Sally? She might break in and take what she thought rightfully hers. But a ransacking? Impossible. If the murder and break-in were related, Sally was an unlikely culprit.
“Mr. Frost, may we talk inside somewhere? At your home, or the fire station?” Kim gestured across the highway. “I'll meet you and the deputy in a moment and you can tell me what you know.”
Frost nodded and he and the deputy started walking. Kim turned back to us. “Why were you here, anyway?”
“Nick wanted to start cleaning and sorting,” I said. “Oh, criminy. Now we've got a major mess. The fridge is gonna start stinking pretty soon.”
“We should be finished in a few hours. I'll let you know.”
Nick and I walked to our cars in silence.
“I almost forgot. I brought breakfast.” I tossed Nick the bag of squished croissants. As he reached out to grab it, his unzipped coat flew open and I saw the gun on his hip.

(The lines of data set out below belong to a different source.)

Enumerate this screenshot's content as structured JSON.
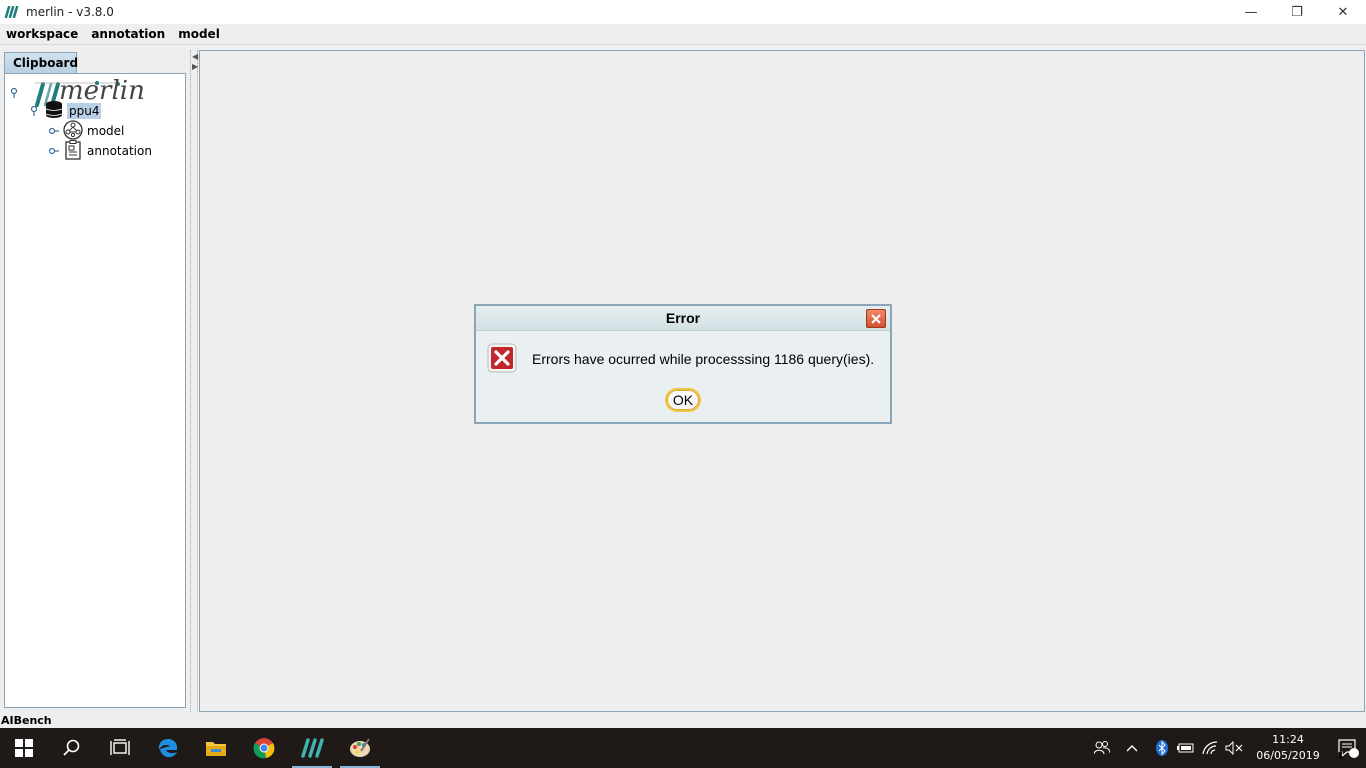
{
  "window": {
    "title": "merlin - v3.8.0",
    "controls": {
      "minimize": "—",
      "restore": "❐",
      "close": "✕"
    }
  },
  "menu": [
    "workspace",
    "annotation",
    "model"
  ],
  "left_panel": {
    "tab_label": "Clipboard",
    "tree": {
      "root_logo": "merlin",
      "workspace": "ppu4",
      "children": [
        "model",
        "annotation"
      ]
    }
  },
  "status": {
    "text": "AIBench"
  },
  "dialog": {
    "title": "Error",
    "message": "Errors have ocurred while processsing 1186 query(ies).",
    "ok_label": "OK"
  },
  "taskbar": {
    "apps": [
      "start-icon",
      "search-icon",
      "task-view-icon",
      "edge-icon",
      "file-explorer-icon",
      "chrome-icon",
      "merlin-icon",
      "paint-icon"
    ],
    "clock_time": "11:24",
    "clock_date": "06/05/2019",
    "notification_count": "1"
  },
  "colors": {
    "accent": "#8aa4b8",
    "error_red": "#c0282d",
    "ok_border": "#f0c44a",
    "taskbar": "#1f1a17"
  }
}
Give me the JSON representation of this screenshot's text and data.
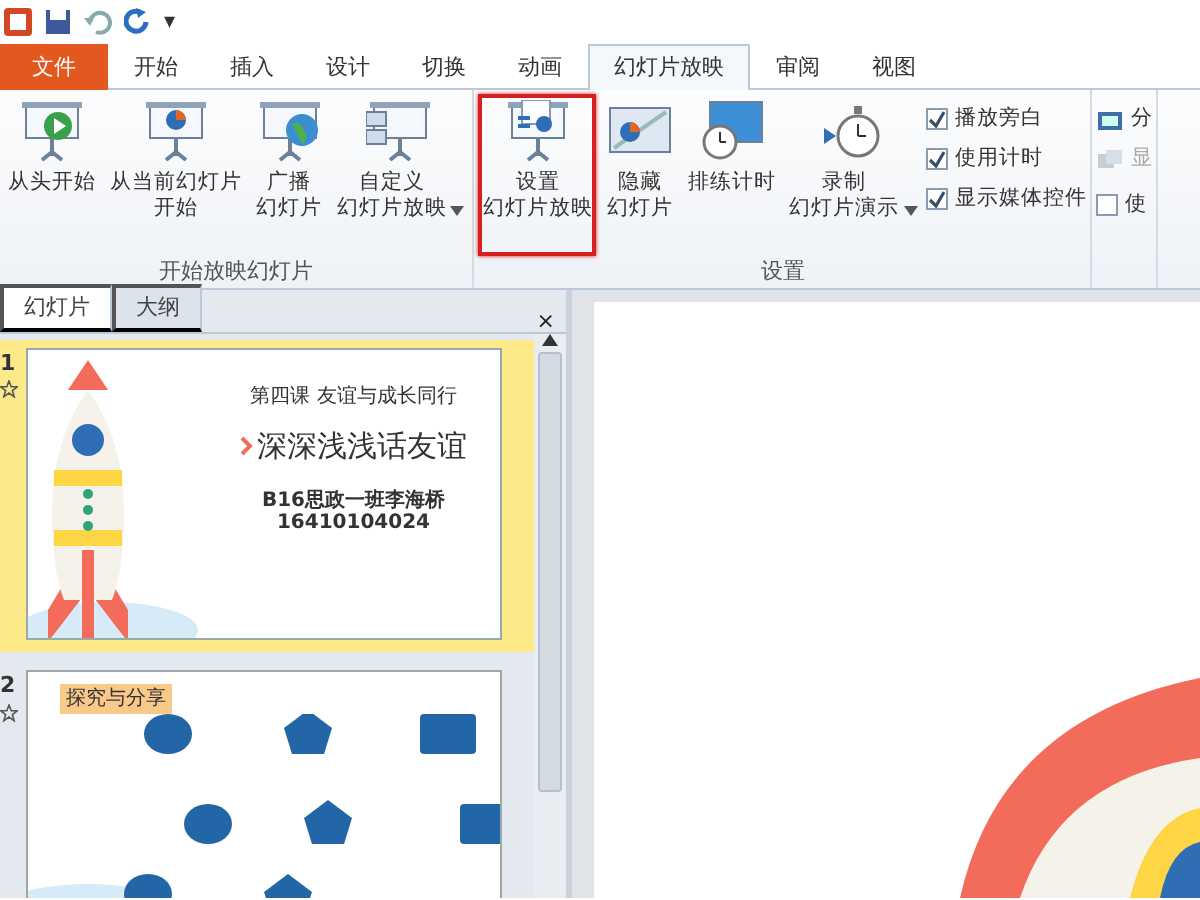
{
  "quick_access": {
    "customize": "▾"
  },
  "ribbon_tabs": [
    {
      "label": "文件",
      "kind": "file",
      "selected": false
    },
    {
      "label": "开始",
      "kind": "tab",
      "selected": false
    },
    {
      "label": "插入",
      "kind": "tab",
      "selected": false
    },
    {
      "label": "设计",
      "kind": "tab",
      "selected": false
    },
    {
      "label": "切换",
      "kind": "tab",
      "selected": false
    },
    {
      "label": "动画",
      "kind": "tab",
      "selected": false
    },
    {
      "label": "幻灯片放映",
      "kind": "tab",
      "selected": true
    },
    {
      "label": "审阅",
      "kind": "tab",
      "selected": false
    },
    {
      "label": "视图",
      "kind": "tab",
      "selected": false
    }
  ],
  "ribbon_groups": [
    {
      "label": "开始放映幻灯片",
      "items": [
        {
          "kind": "large",
          "lines": [
            "从头开始"
          ],
          "dropdown": false,
          "highlighted": false
        },
        {
          "kind": "large",
          "lines": [
            "从当前幻灯片",
            "开始"
          ],
          "dropdown": false,
          "highlighted": false
        },
        {
          "kind": "large",
          "lines": [
            "广播",
            "幻灯片"
          ],
          "dropdown": false,
          "highlighted": false
        },
        {
          "kind": "large",
          "lines": [
            "自定义",
            "幻灯片放映"
          ],
          "dropdown": true,
          "highlighted": false
        }
      ]
    },
    {
      "label": "设置",
      "items": [
        {
          "kind": "large",
          "lines": [
            "设置",
            "幻灯片放映"
          ],
          "dropdown": false,
          "highlighted": true
        },
        {
          "kind": "large",
          "lines": [
            "隐藏",
            "幻灯片"
          ],
          "dropdown": false,
          "highlighted": false
        },
        {
          "kind": "large",
          "lines": [
            "排练计时"
          ],
          "dropdown": false,
          "highlighted": false
        },
        {
          "kind": "large",
          "lines": [
            "录制",
            "幻灯片演示"
          ],
          "dropdown": true,
          "highlighted": false
        },
        {
          "kind": "checks",
          "options": [
            {
              "label": "播放旁白",
              "checked": true
            },
            {
              "label": "使用计时",
              "checked": true
            },
            {
              "label": "显示媒体控件",
              "checked": true
            }
          ]
        }
      ]
    },
    {
      "items": [
        {
          "kind": "small",
          "label": "分",
          "disabled": false
        },
        {
          "kind": "small",
          "label": "显",
          "disabled": true
        },
        {
          "kind": "checks",
          "options": [
            {
              "label": "使",
              "checked": false
            }
          ]
        }
      ]
    }
  ],
  "pane": {
    "tabs": [
      {
        "label": "幻灯片",
        "selected": true
      },
      {
        "label": "大纲",
        "selected": false
      }
    ],
    "close": "×",
    "slides": [
      {
        "number": "1",
        "selected": true,
        "kind": "title",
        "subtitle": "第四课 友谊与成长同行",
        "title": "深深浅浅话友谊",
        "footer": [
          "B16思政一班李海桥",
          "16410104024"
        ]
      },
      {
        "number": "2",
        "selected": false,
        "kind": "diagram",
        "heading": "探究与分享"
      }
    ]
  }
}
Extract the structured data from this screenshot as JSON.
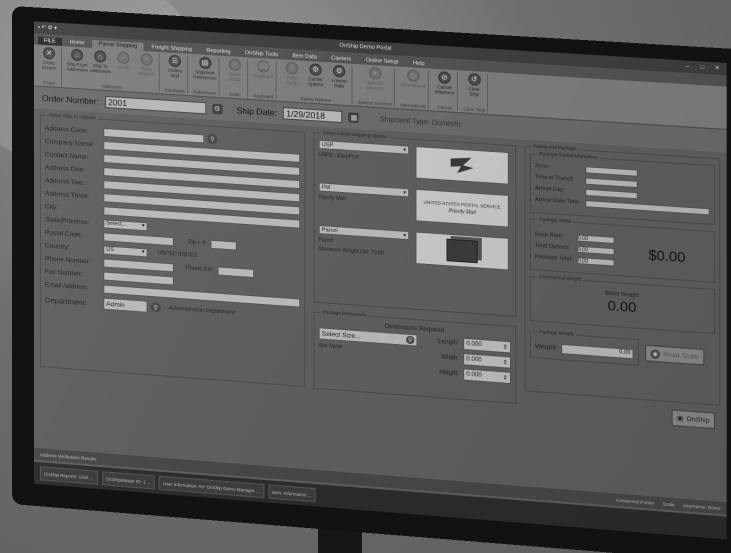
{
  "window": {
    "title": "OnShip Demo Portal",
    "minimize": "–",
    "restore": "□",
    "close": "✕"
  },
  "tabs": [
    "FILE",
    "Home",
    "Parcel Shipping",
    "Freight Shipping",
    "Reporting",
    "OnShip Tools",
    "Item Data",
    "Carriers",
    "Online Setup",
    "Help"
  ],
  "ribbon": {
    "groups": [
      {
        "name": "Close",
        "items": [
          {
            "label": "Close Screen",
            "icon": "✕"
          }
        ]
      },
      {
        "name": "Addresses",
        "items": [
          {
            "label": "Ship From Addresses",
            "icon": "⌂"
          },
          {
            "label": "Ship To Addresses",
            "icon": "⌂"
          },
          {
            "label": "Verify",
            "icon": "✓",
            "dim": true
          },
          {
            "label": "Save Address",
            "icon": "✎",
            "dim": true
          }
        ]
      },
      {
        "name": "Interfaces",
        "items": [
          {
            "label": "Orders Grid",
            "icon": "☰"
          }
        ]
      },
      {
        "name": "References",
        "items": [
          {
            "label": "Shipment References",
            "icon": "▤"
          }
        ]
      },
      {
        "name": "Scale",
        "items": [
          {
            "label": "Scale Setup",
            "icon": "◎",
            "dim": true
          }
        ]
      },
      {
        "name": "Keyboard",
        "items": [
          {
            "label": "Keyboard",
            "icon": "⌨",
            "dim": true
          }
        ]
      },
      {
        "name": "Rating Options",
        "items": [
          {
            "label": "Rate Shop",
            "icon": "$",
            "dim": true
          },
          {
            "label": "Carrier Options",
            "icon": "⚙"
          },
          {
            "label": "Lowest Rate",
            "icon": "⚙"
          }
        ]
      },
      {
        "name": "Special Services",
        "items": [
          {
            "label": "Special Services",
            "icon": "★",
            "dim": true
          }
        ]
      },
      {
        "name": "International",
        "items": [
          {
            "label": "International",
            "icon": "◍",
            "dim": true
          }
        ]
      },
      {
        "name": "Cancel",
        "items": [
          {
            "label": "Cancel Shipment",
            "icon": "⊘"
          }
        ]
      },
      {
        "name": "Clear Ship",
        "items": [
          {
            "label": "Clear Ship",
            "icon": "↺"
          }
        ]
      }
    ]
  },
  "order": {
    "label": "Order Number:",
    "value": "2001",
    "ship_date_label": "Ship Date:",
    "ship_date": "1/29/2018",
    "shipment_type": "Shipment Type: Domestic"
  },
  "ship_to": {
    "title": "Select Ship-To Address",
    "address_code_label": "Address Code:",
    "company_label": "Company Name:",
    "contact_label": "Contact Name:",
    "addr1_label": "Address One:",
    "addr2_label": "Address Two:",
    "addr3_label": "Address Three:",
    "city_label": "City:",
    "state_label": "State/Province:",
    "state_value": "Select...",
    "postal_label": "Postal Code:",
    "zip4_label": "Zip + 4:",
    "country_label": "Country:",
    "country_value": "US",
    "country_name": "UNITED STATES",
    "phone_label": "Phone Number:",
    "phone_ext_label": "Phone Ext.:",
    "fax_label": "Fax Number:",
    "email_label": "Email Address:",
    "dept_label": "Department:",
    "dept_value": "Admin",
    "dept_name": "Administration Department"
  },
  "carrier": {
    "title": "Select Carrier Shipping Options",
    "carrier_value": "USP",
    "carrier_desc": "USPS - EasyPost",
    "service_value": "PM",
    "service_desc": "Priority Mail",
    "service_logo": "Priority Mail",
    "service_logo_brand": "UNITED STATES POSTAL SERVICE",
    "package_value": "Parcel",
    "package_desc": "Parcel",
    "max_weight": "Maximum Weight Lbs:",
    "max_weight_value": "70.00"
  },
  "dimensions": {
    "title": "Package Dimensions",
    "required": "Dimensions Required",
    "select_size": "Select Size...",
    "size_name": "Box Name",
    "length_label": "Length:",
    "length": "0.000",
    "width_label": "Width:",
    "width": "0.000",
    "height_label": "Height:",
    "height": "0.000"
  },
  "rating": {
    "title": "Rating and Package",
    "transit_title": "Package Transit Information",
    "zone_label": "Zone:",
    "time_label": "Time in Transit:",
    "arrival_day_label": "Arrival Day:",
    "arrival_time_label": "Arrival Date Time:",
    "totals_title": "Package Totals",
    "base_rate_label": "Base Rate:",
    "base_rate": "0.00",
    "total_options_label": "Total Options:",
    "total_options": "0.00",
    "package_total_label": "Package Total:",
    "package_total": "0.00",
    "total_big": "$0.00",
    "dim_weight_title": "Dimensional Weight",
    "billed_weight_label": "Billed Weight",
    "billed_weight": "0.00",
    "package_weight_title": "Package Weight",
    "weight_label": "Weight:",
    "weight_value": "0.00",
    "read_scale": "Read Scale",
    "onship": "OnShip"
  },
  "statusbar": {
    "left": "Address Verification Results",
    "right1": "Connected Printer",
    "right2": "Scale",
    "right3": "Username: Demo"
  },
  "taskbar": [
    "OnShip Reports: 1024 ...",
    "OnShipMaster ID: 1 ...",
    "User Information: NY OnShip Demo Manager ...",
    "Item: Information ..."
  ]
}
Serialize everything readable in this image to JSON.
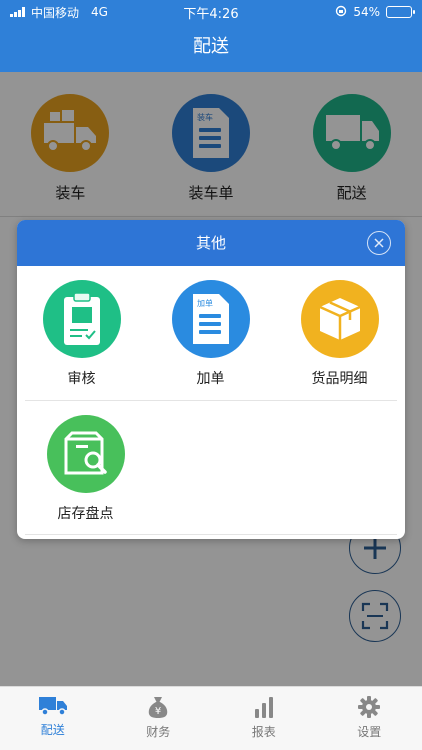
{
  "status_bar": {
    "carrier": "中国移动",
    "network": "4G",
    "time": "下午4:26",
    "battery": "54%",
    "battery_level": 0.54
  },
  "header": {
    "title": "配送"
  },
  "main_grid": [
    {
      "label": "装车",
      "icon": "truck-boxes-icon",
      "color": "#e9a21f"
    },
    {
      "label": "装车单",
      "icon": "document-icon",
      "color": "#2f7fd4",
      "icon_text": "装车"
    },
    {
      "label": "配送",
      "icon": "van-icon",
      "color": "#1fb68a"
    }
  ],
  "modal": {
    "title": "其他",
    "items": [
      {
        "label": "审核",
        "icon": "clipboard-check-icon",
        "color": "#1fbf86"
      },
      {
        "label": "加单",
        "icon": "document-icon",
        "color": "#2a8be0",
        "icon_text": "加单"
      },
      {
        "label": "货品明细",
        "icon": "box-icon",
        "color": "#f1b21f"
      },
      {
        "label": "店存盘点",
        "icon": "inventory-search-icon",
        "color": "#48c05b"
      }
    ]
  },
  "tabbar": {
    "items": [
      {
        "label": "配送",
        "icon": "truck-icon",
        "active": true
      },
      {
        "label": "财务",
        "icon": "money-bag-icon",
        "active": false,
        "icon_text": "¥"
      },
      {
        "label": "报表",
        "icon": "bar-chart-icon",
        "active": false
      },
      {
        "label": "设置",
        "icon": "gear-icon",
        "active": false
      }
    ]
  },
  "colors": {
    "primary": "#2f80d8",
    "modal_header": "#2e75d6",
    "tab_active": "#2f80d8",
    "tab_inactive": "#888888"
  }
}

Though I've never had a reason to own a gun, they don't scare me. But seeing my brother packin' heat at the scene of his girlfriend's murder was alarming. “Nick, the gun. You don't think you're in danger, too?”
“I always carry when I go out to check the packs,” he said.
“Your packs are up north. I watched you drive up. From the south.”
He stared at me, wheels churning. Deciding. “Leave it alone, Erin. It has nothing to do with you.”
“You're making things worse, Nick. Kim and Ike know you weren't in the Jewel last Saturday. If they think you had role in Christine's deathâ”
Shooting me one last long frosty look, Nick climbed in his Jeep and started the ignition. Left me standing there watching him drive away, my throat cramping, tears hot in my eyes.
Nobody can hurt you like the ones you love.